Bill Gates and Windows, cloud services and IT products – these are probably what everyone first associates with Microsoft. However, like other large tech outfits, the US computing giant often makes headlines with progressive energy projects. Microsoft aims to be carbon-negative by 2030, withdrawing more carbon dioxide from the atmosphere than it emits. Indeed, the company aims to have completely recovered its emissions since inception by 2050.
On this quest, Microsoft has looked into replacing its diesel generators with hydrogen-powered fuel cells. The verdict was positive: the company powered a row of data centres with electricity generated from green hydrogen for 48 consecutive hours. Now the company plans to dispense of all its diesel-powered generators by 2030.
According to a statement by Microsoft headquarters in Redmond (Wa.) if the trend observed in recent years continues, fuel cells will be able to compete with diesel-powered generators on price in one to two years.

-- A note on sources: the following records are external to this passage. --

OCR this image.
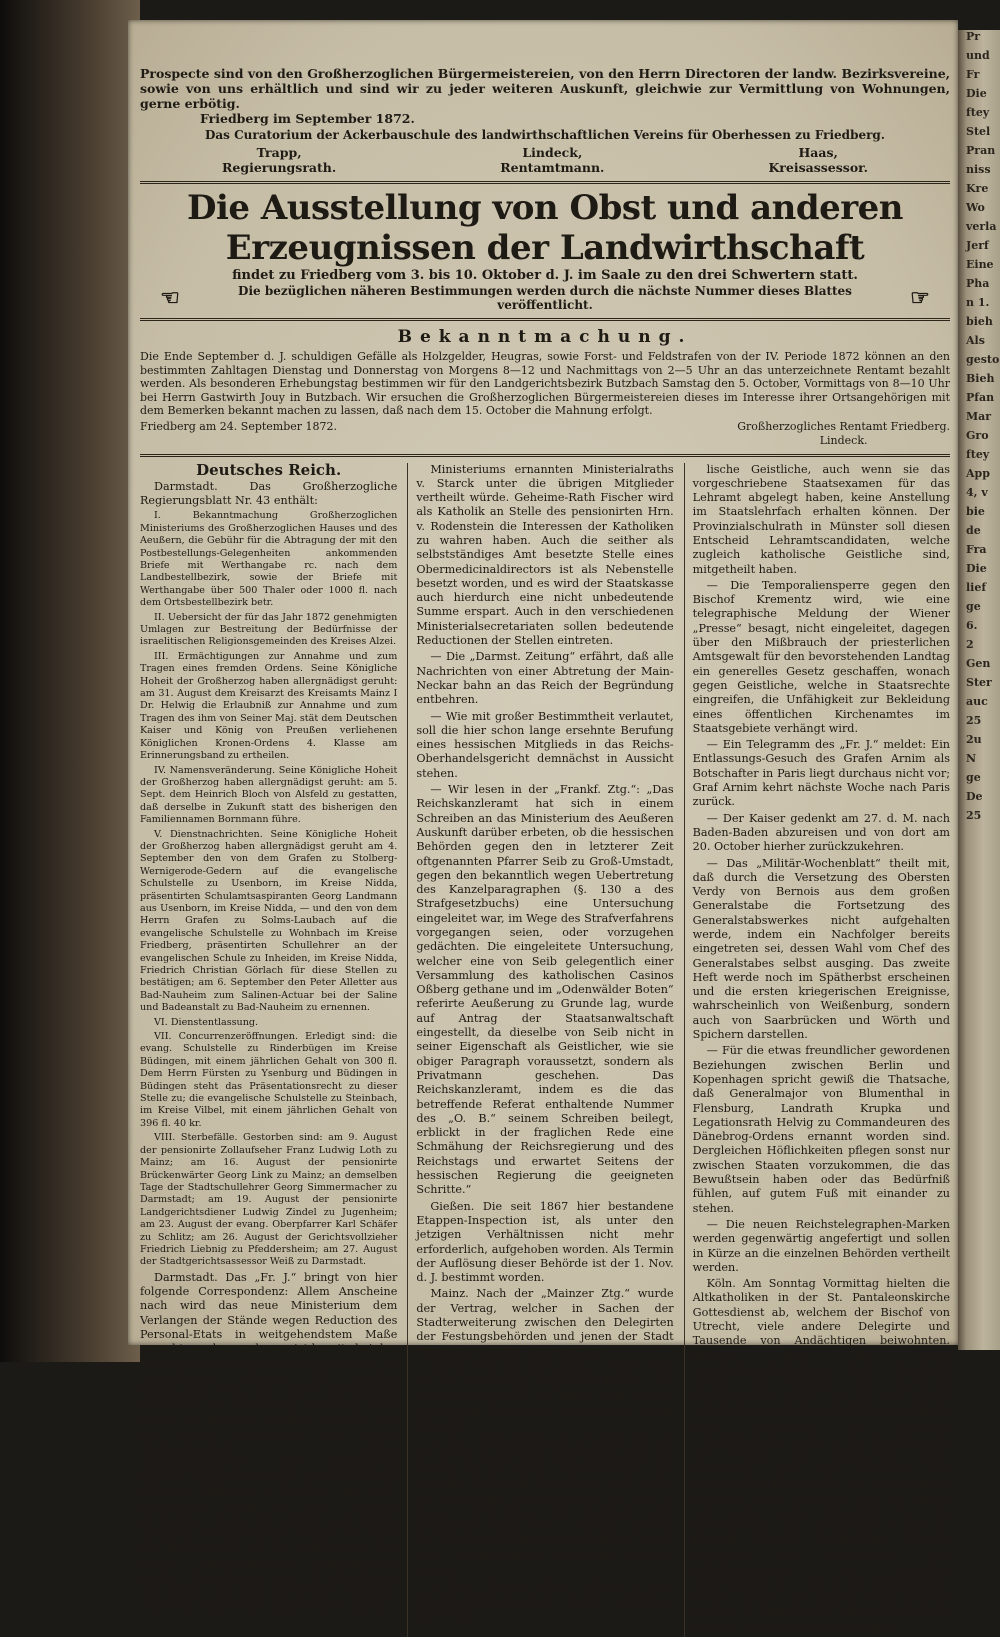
Prospecte sind von den Großherzoglichen Bürgermeistereien, von den Herrn Directoren der landw. Bezirksvereine, sowie von uns erhältlich und sind wir zu jeder weiteren Auskunft, gleichwie zur Vermittlung von Wohnungen, gerne erbötig.
Friedberg im September 1872.
Das Curatorium der Ackerbauschule des landwirthschaftlichen Vereins für Oberhessen zu Friedberg.
Trapp,
Regierungsrath.
Lindeck,
Rentamtmann.
Haas,
Kreisassessor.
Die Ausstellung von Obst und anderen Erzeugnissen der Landwirthschaft
findet zu Friedberg vom 3. bis 10. Oktober d. J. im Saale zu den drei Schwertern statt.
☜	Die bezüglichen näheren Bestimmungen werden durch die nächste Nummer dieses Blattes veröffentlicht.	☞
Bekanntmachung.
Die Ende September d. J. schuldigen Gefälle als Holzgelder, Heugras, sowie Forst- und Feldstrafen von der IV. Periode 1872 können an den bestimmten Zahltagen Dienstag und Donnerstag von Morgens 8—12 und Nachmittags von 2—5 Uhr an das unterzeichnete Rentamt bezahlt werden. Als besonderen Erhebungstag bestimmen wir für den Landgerichtsbezirk Butzbach Samstag den 5. October, Vormittags von 8—10 Uhr bei Herrn Gastwirth Jouy in Butzbach. Wir ersuchen die Großherzoglichen Bürgermeistereien dieses im Interesse ihrer Ortsangehörigen mit dem Bemerken bekannt machen zu lassen, daß nach dem 15. October die Mahnung erfolgt.
Friedberg am 24. September 1872.	Großherzogliches Rentamt Friedberg.
Lindeck.
Deutsches Reich.

Darmstadt. Das Großherzogliche Regierungsblatt Nr. 43 enthält:

I. Bekanntmachung Großherzoglichen Ministeriums des Großherzoglichen Hauses und des Aeußern, die Gebühr für die Abtragung der mit den Postbestellungs-Gelegenheiten ankommenden Briefe mit Werthangabe rc. nach dem Landbestellbezirk, sowie der Briefe mit Werthangabe über 500 Thaler oder 1000 fl. nach dem Ortsbestellbezirk betr.

II. Uebersicht der für das Jahr 1872 genehmigten Umlagen zur Bestreitung der Bedürfnisse der israelitischen Religionsgemeinden des Kreises Alzei.

III. Ermächtigungen zur Annahme und zum Tragen eines fremden Ordens. Seine Königliche Hoheit der Großherzog haben allergnädigst geruht: am 31. August dem Kreisarzt des Kreisamts Mainz I Dr. Helwig die Erlaubniß zur Annahme und zum Tragen des ihm von Seiner Maj. stät dem Deutschen Kaiser und König von Preußen verliehenen Königlichen Kronen-Ordens 4. Klasse am Erinnerungsband zu ertheilen.

IV. Namensveränderung. Seine Königliche Hoheit der Großherzog haben allergnädigst geruht: am 5. Sept. dem Heinrich Bloch von Alsfeld zu gestatten, daß derselbe in Zukunft statt des bisherigen den Familiennamen Bornmann führe.

V. Dienstnachrichten. Seine Königliche Hoheit der Großherzog haben allergnädigst geruht am 4. September den von dem Grafen zu Stolberg-Wernigerode-Gedern auf die evangelische Schulstelle zu Usenborn, im Kreise Nidda, präsentirten Schulamtsaspiranten Georg Landmann aus Usenborn, im Kreise Nidda, — und den von dem Herrn Grafen zu Solms-Laubach auf die evangelische Schulstelle zu Wohnbach im Kreise Friedberg, präsentirten Schullehrer an der evangelischen Schule zu Inheiden, im Kreise Nidda, Friedrich Christian Görlach für diese Stellen zu bestätigen; am 6. September den Peter Alletter aus Bad-Nauheim zum Salinen-Actuar bei der Saline und Badeanstalt zu Bad-Nauheim zu ernennen.

VI. Dienstentlassung.

VII. Concurrenzeröffnungen. Erledigt sind: die evang. Schulstelle zu Rinderbügen im Kreise Büdingen, mit einem jährlichen Gehalt von 300 fl. Dem Herrn Fürsten zu Ysenburg und Büdingen in Büdingen steht das Präsentationsrecht zu dieser Stelle zu; die evangelische Schulstelle zu Steinbach, im Kreise Vilbel, mit einem jährlichen Gehalt von 396 fl. 40 kr.

VIII. Sterbefälle. Gestorben sind: am 9. August der pensionirte Zollaufseher Franz Ludwig Loth zu Mainz; am 16. August der pensionirte Brückenwärter Georg Link zu Mainz; an demselben Tage der Stadtschullehrer Georg Simmermacher zu Darmstadt; am 19. August der pensionirte Landgerichtsdiener Ludwig Zindel zu Jugenheim; am 23. August der evang. Oberpfarrer Karl Schäfer zu Schlitz; am 26. August der Gerichtsvollzieher Friedrich Liebnig zu Pfeddersheim; am 27. August der Stadtgerichtsassessor Weiß zu Darmstadt.

Darmstadt. Das „Fr. J.“ bringt von hier folgende Correspondenz: Allem Anscheine nach wird das neue Ministerium dem Verlangen der Stände wegen Reduction des Personal-Etats in weitgehendstem Maße gerecht werden, und zwar ist bereits bei den Ministerien hiermit der Anfang gemacht. In maßgebenden Kreisen soll nämlich beschlossen sein, die dritte etatsmäßige Rathsstelle im Ministerium der Justiz nicht wieder zu besetzen, sondern dasselbe nur aus einem dieseitigen und einem rheinhessischen Juristen zusammenzusetzen. Der neuernannte Director Kempf wird daher die Referate des früheren Ministers v. Lindelof und Geh. Staatsraths Frank in dem seinigen vereinigen, sowie der soeben zum Rathe ernannte Advokat-Anwalt Finger zu Alzey das Referat des in das Ministerium des Innern übergegangenen Geheimeraths Fischer übernehmen. Auch im Ministerium des Innern soll eine Rathsstelle eingehen, indem das Referat des zum Director dieses

Ministeriums ernannten Ministerialraths v. Starck unter die übrigen Mitglieder vertheilt würde. Geheime-Rath Fischer wird als Katholik an Stelle des pensionirten Hrn. v. Rodenstein die Interessen der Katholiken zu wahren haben. Auch die seither als selbstständiges Amt besetzte Stelle eines Obermedicinaldirectors ist als Nebenstelle besetzt worden, und es wird der Staatskasse auch hierdurch eine nicht unbedeutende Summe erspart. Auch in den verschiedenen Ministerialsecretariaten sollen bedeutende Reductionen der Stellen eintreten.

— Die „Darmst. Zeitung“ erfährt, daß alle Nachrichten von einer Abtretung der Main-Neckar bahn an das Reich der Begründung entbehren.

— Wie mit großer Bestimmtheit verlautet, soll die hier schon lange ersehnte Berufung eines hessischen Mitglieds in das Reichs-Oberhandelsgericht demnächst in Aussicht stehen.

— Wir lesen in der „Frankf. Ztg.“: „Das Reichskanzleramt hat sich in einem Schreiben an das Ministerium des Aeußeren Auskunft darüber erbeten, ob die hessischen Behörden gegen den in letzterer Zeit oftgenannten Pfarrer Seib zu Groß-Umstadt, gegen den bekanntlich wegen Uebertretung des Kanzelparagraphen (§. 130 a des Strafgesetzbuchs) eine Untersuchung eingeleitet war, im Wege des Strafverfahrens vorgegangen seien, oder vorzugehen gedächten. Die eingeleitete Untersuchung, welcher eine von Seib gelegentlich einer Versammlung des katholischen Casinos Oßberg gethane und im „Odenwälder Boten“ referirte Aeußerung zu Grunde lag, wurde auf Antrag der Staatsanwaltschaft eingestellt, da dieselbe von Seib nicht in seiner Eigenschaft als Geistlicher, wie sie obiger Paragraph voraussetzt, sondern als Privatmann geschehen. Das Reichskanzleramt, indem es die das betreffende Referat enthaltende Nummer des „O. B.“ seinem Schreiben beilegt, erblickt in der fraglichen Rede eine Schmähung der Reichsregierung und des Reichstags und erwartet Seitens der hessischen Regierung die geeigneten Schritte.“

Gießen. Die seit 1867 hier bestandene Etappen-Inspection ist, als unter den jetzigen Verhältnissen nicht mehr erforderlich, aufgehoben worden. Als Termin der Auflösung dieser Behörde ist der 1. Nov. d. J. bestimmt worden.

Mainz. Nach der „Mainzer Ztg.“ wurde der Vertrag, welcher in Sachen der Stadterweiterung zwischen den Delegirten der Festungsbehörden und jenen der Stadt vereinbart worden, unterzeichnet.

Berlin. Wie die „Kreuz-Ztg.“ wissen will, ist die Mittheilung belgischer Blätter, der deutsche Gesandte in Paris, Graf Arnim, habe seine Entlassung nachgesucht, völlig grundlos.

— Die „Börsen-Zeitung“ erwähnt die auf der Börse coursirende Mittheilung über die Kündigung der 5proc. Bundesanleihe und bemerkt: Sicherem Vernehmen nach stehe die Kündigung dieser Anleihe für den 1. Januar 1873 bevor. Den Besitzern wäre freigestellt, schon vom 1. October 1872 an die Stücke zur Einlösung vorzulegen, wobei eine halbprocentige Vergütung gewährt würde.

— Dem „Westph. Merk.“ zufolge ist eine Ministerialentscheidung dahin ergangen, daß katho-

lische Geistliche, auch wenn sie das vorgeschriebene Staatsexamen für das Lehramt abgelegt haben, keine Anstellung im Staatslehrfach erhalten können. Der Provinzialschulrath in Münster soll diesen Entscheid Lehramtscandidaten, welche zugleich katholische Geistliche sind, mitgetheilt haben.

— Die Temporaliensperre gegen den Bischof Krementz wird, wie eine telegraphische Meldung der Wiener „Presse“ besagt, nicht eingeleitet, dagegen über den Mißbrauch der priesterlichen Amtsgewalt für den bevorstehenden Landtag ein generelles Gesetz geschaffen, wonach gegen Geistliche, welche in Staatsrechte eingreifen, die Unfähigkeit zur Bekleidung eines öffentlichen Kirchenamtes im Staatsgebiete verhängt wird.

— Ein Telegramm des „Fr. J.“ meldet: Ein Entlassungs-Gesuch des Grafen Arnim als Botschafter in Paris liegt durchaus nicht vor; Graf Arnim kehrt nächste Woche nach Paris zurück.

— Der Kaiser gedenkt am 27. d. M. nach Baden-Baden abzureisen und von dort am 20. October hierher zurückzukehren.

— Das „Militär-Wochenblatt“ theilt mit, daß durch die Versetzung des Obersten Verdy von Bernois aus dem großen Generalstabe die Fortsetzung des Generalstabswerkes nicht aufgehalten werde, indem ein Nachfolger bereits eingetreten sei, dessen Wahl vom Chef des Generalstabes selbst ausging. Das zweite Heft werde noch im Spätherbst erscheinen und die ersten kriegerischen Ereignisse, wahrscheinlich von Weißenburg, sondern auch von Saarbrücken und Wörth und Spichern darstellen.

— Für die etwas freundlicher gewordenen Beziehungen zwischen Berlin und Kopenhagen spricht gewiß die Thatsache, daß Generalmajor von Blumenthal in Flensburg, Landrath Krupka und Legationsrath Helvig zu Commandeuren des Dänebrog-Ordens ernannt worden sind. Dergleichen Höflichkeiten pflegen sonst nur zwischen Staaten vorzukommen, die das Bewußtsein haben oder das Bedürfniß fühlen, auf gutem Fuß mit einander zu stehen.

— Die neuen Reichstelegraphen-Marken werden gegenwärtig angefertigt und sollen in Kürze an die einzelnen Behörden vertheilt werden.

Köln. Am Sonntag Vormittag hielten die Altkatholiken in der St. Pantaleonskirche Gottesdienst ab, welchem der Bischof von Utrecht, viele andere Delegirte und Tausende von Andächtigen beiwohnten. Mittags fand die letzte Delegirtenversammlung statt. Bluntschli sprach als Mitglied der deutschen evangelischen Kirche. Schulte hob hervor, daß man einig sein müsse in der Verwerfung jeder Intoleranz und geistigen Unterdrückung, sowie in der Anerkennung der Einheit der christlichen Liebe. Ueberbeck theilt ein Schreiben des armenischen Erzbischofs mit, worin dieser bedauert, nicht anwesend sein zu können und seine volle Sympathie für die Bestrebungen des Congresses ausdrückt. Hierauf wurden sämmtliche Anträge bezüglich der Organisation der Reformbewegung und Agitation angenommen, §. 1 mit einem Amendement, Inhalts dessen die Bildung eines Central-Comites in München für Süddeutschland, in Köln für Norddeutschland erfolgen

Pr
und
Fr
Die
ftey
Stel
Pran
niss
Kre
Wo
verla
Jerf
Eine
Pha
n 1.
bieh
Als
gesto
Bieh
Pfan
Mar
Gro
ftey
App
4, v
bie
de
Fra
Die
lief
ge
6.
2
Gen
Ster
auc
25
2u
N
ge
De
25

In fact, Microsoft doesn’t intend to stop there: The tech giant plans to operate electrolysers to supply the fuel cells with hydrogen produced in-house. Moreover, the resulting energy storage capacity could be used not only to provide backup power for its operations, but also to support the public grid during shortages of solar and wind energy.
This would improve Microsoft electrolyser capacity utilisation while contributing to reducing power supply emissions year round – and not just intermittently during blackouts or while testing generators.